By Donella Meadows
–October 1, 1998–
There’s a small upside to the big downside of the global financial implosion. We get to be amused by theories about why it is happening.
Scandals in Washington. Allen Greenspan. Panic about the turn of the millennium and the Y2K computer bug. The too-tight relationship between Japanese banks and the Japanese government. The Russian mafia, the coming launch of the Euro, the indisputable evidence of global climate change. I’ve heard these postulated causes and more from reputable businesspeople.
What’s striking is that the theories all point to causes outside the financial system. They don’t challenge the model, now dominant everywhere, of capitalism as a nearly flawless machine, turning out ever-increasing wealth, requiring only that we act according to our self-interest. The machine is slightly finicky, the theories imply, subject to breakdown if we stop acting as economic theory requires us to — desiring ever more, working hard, choosing strong leaders, taking risks, being inventive, privatizing just about everything, competing vigorously but not cheating, and never, never losing confidence.
Given that model, when the machine s down, we have to find some human failure to account for it. Human failure is easy enough to find, so we end up with a rich assortment of causes for any crash.
I suspect we all actually know better. The people who most frantically recite the dogma of the free market probably know best of all. The fault is not in some outside glitch. The fault is in the machine itself, which has a morbid sensitivity to glitches.

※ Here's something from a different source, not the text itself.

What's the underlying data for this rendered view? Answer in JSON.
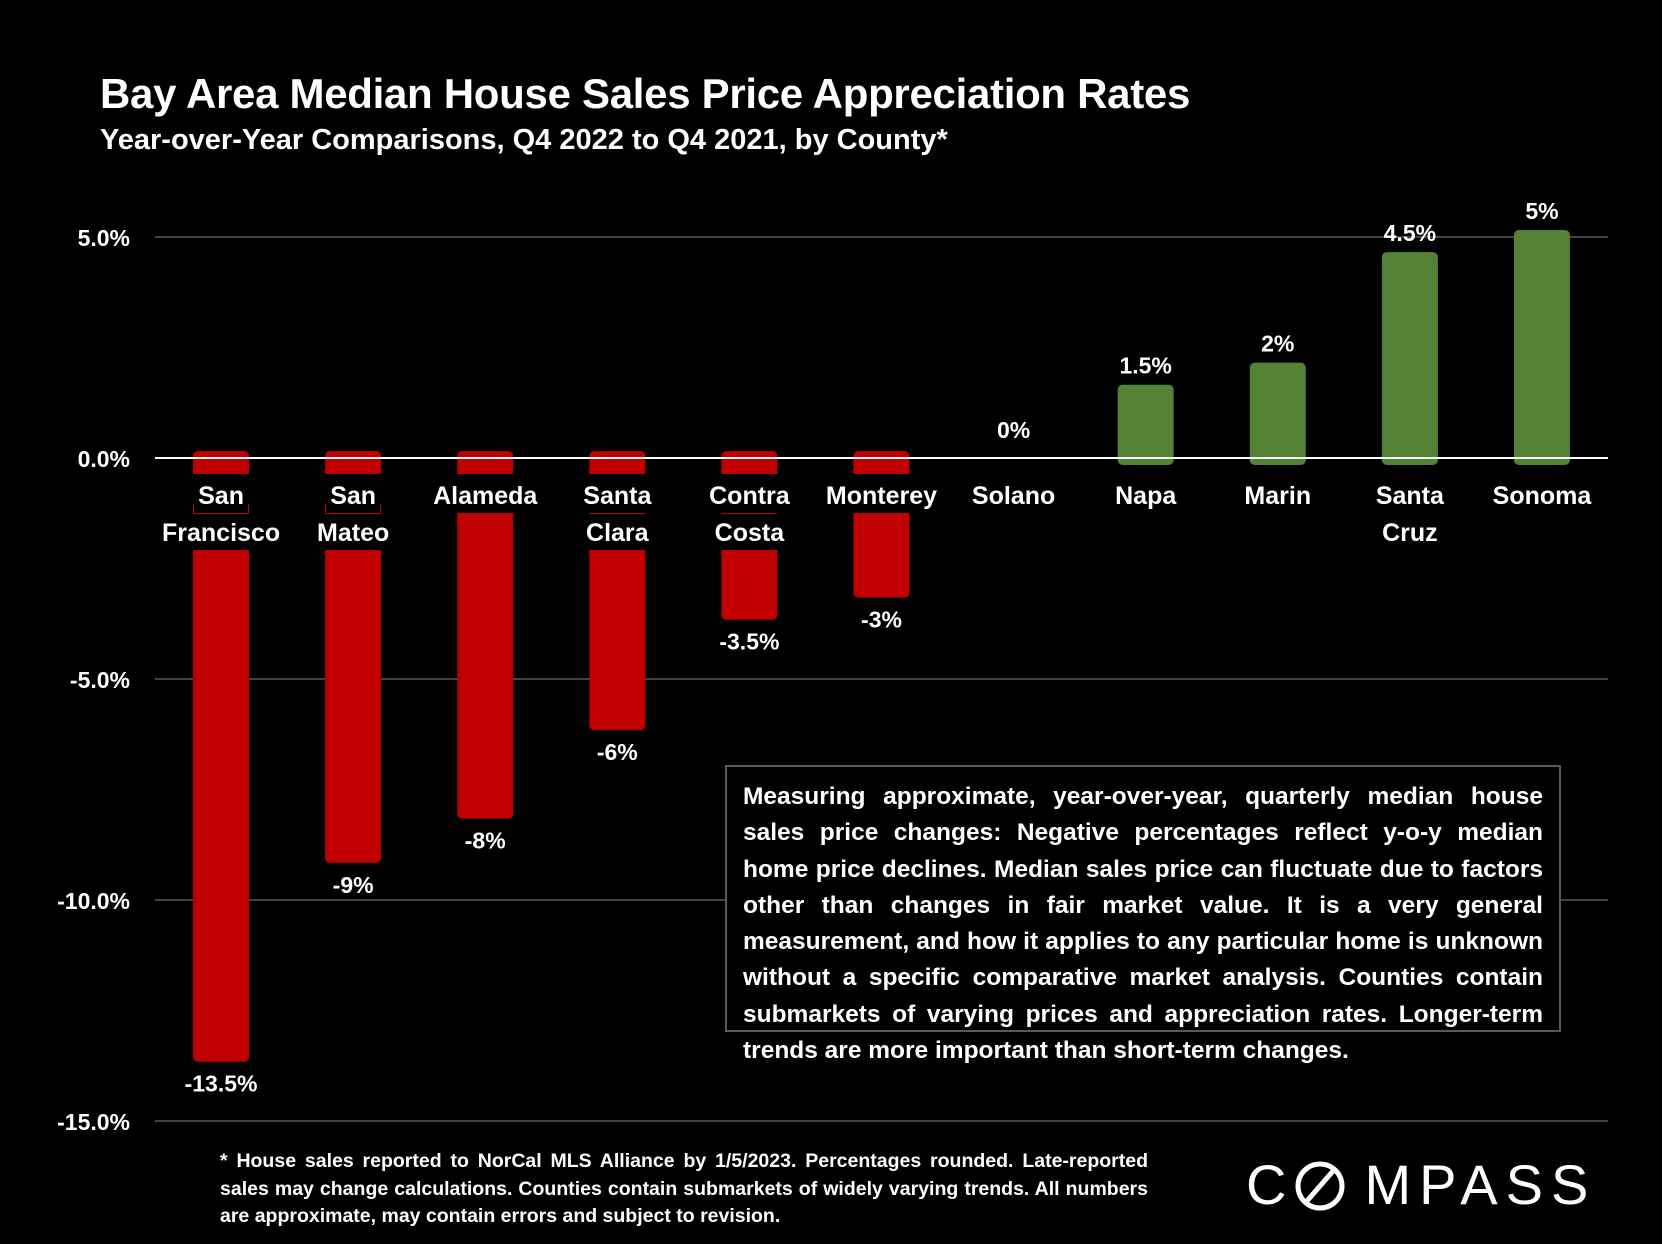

We have only to look at history to see that booms and busts are endemic to market systems. We have only to look at very recent history to see one reason why. Nothing in the real economy has been getting more valuable at 30-40 percent per year. But financial securities have, round the world. The accounts of the small minority of people who own securities have swollen wonderfully, but those are just numbers on paper. Everyone knew that there was insufficient worth standing behind those numbers and that, when the music stopped, there would not be enough chairs for everyone to sit on something solid. Everyone knew, but no one dared say it, because saying it would make the music stop.
So now it has stopped. Numbers on paper are still coursing around the world, trying to find some real value to sit upon. The scramble is knocking down real chairs, making the situation worse. Folks who do the actual work of the economy are getting hurt more than those who were sucked into the speculative frenzy of dreams and greed but that’s what always happens in capitalistic busts.
Peter Schwartz, a great strategic planner, formerly of Royal Dutch Shell, now of the Global Business Network, wrote a memo last August, putting forth three scenarios about where things might go from here. He calls them:
– “Sand in the Gears.” Leadership fails to rise to the crisis. Reform measures are mainly cosmetic. Continued international economic and political friction. The whole world resembles Japan in the nineties, depressed for years. But the motor of growth does slowly revive.
– “Breakdown.” A vicious circle of economic decline, political conflict, violence. Failure of leadership consumes most of the economic potential. The pattern resembles that of the early twentieth century — booms, busts, devastating wars.
– “Shocked into Higher Gear.” The crisis shocks people into high-speed creative destruction. Existing and new leaders act to accelerate innovation and restore confidence. Asia resumes rapid growth, increasing demand drives export and trade. The pattern resembles the extended growth of the 1950s and 60s.
I’m rooting for a fourth scenario: “Shocked into a New Economics,” in which the creative destruction is directed at the obvious weaknesses of both socialism and capitalism.
The new economics would worship something far more satisfying than mere growth, especially since growth is ever more costly on this over-full planet. Actual human needs would be a fine focus. It would admit the novel idea of “enough.” It would not have to whip up demand for stuff that no one needs (and that the planet cannot afford) just to keep satisfying bets on growth placed by people who have too much money but think they should keep getting more. Ensuring “enough” for both the poor and the rich would take away the insecurity, desperation, envy, greed and howling fear that drive the booms and busts of the market.
A new economics would reward work and investment, not speculation. It would keep its books straight, counting up environmental and family and community costs as well as money costs. It would find more truthful indicators of success than the GDP, which is a measure of frantic activity, not of actual welfare. It would redefine “jobs” so that people can be supported for real social contributions — raising children, learning, teaching, caring, cleaning up, restoring the environment, making joy for others.
This new economics sounds nutty to those who are still mesmerized by the old economics, but it is alive and well-thought-through. (See anything written by economist Herman Daly; see the society and journal of ecological economics founded by him and others.) It’s available any time we want it. To find it we just have to let go of our illusions about the clunky old machine that is failing us one more time, as it has before, as it always will, until we invent a better one.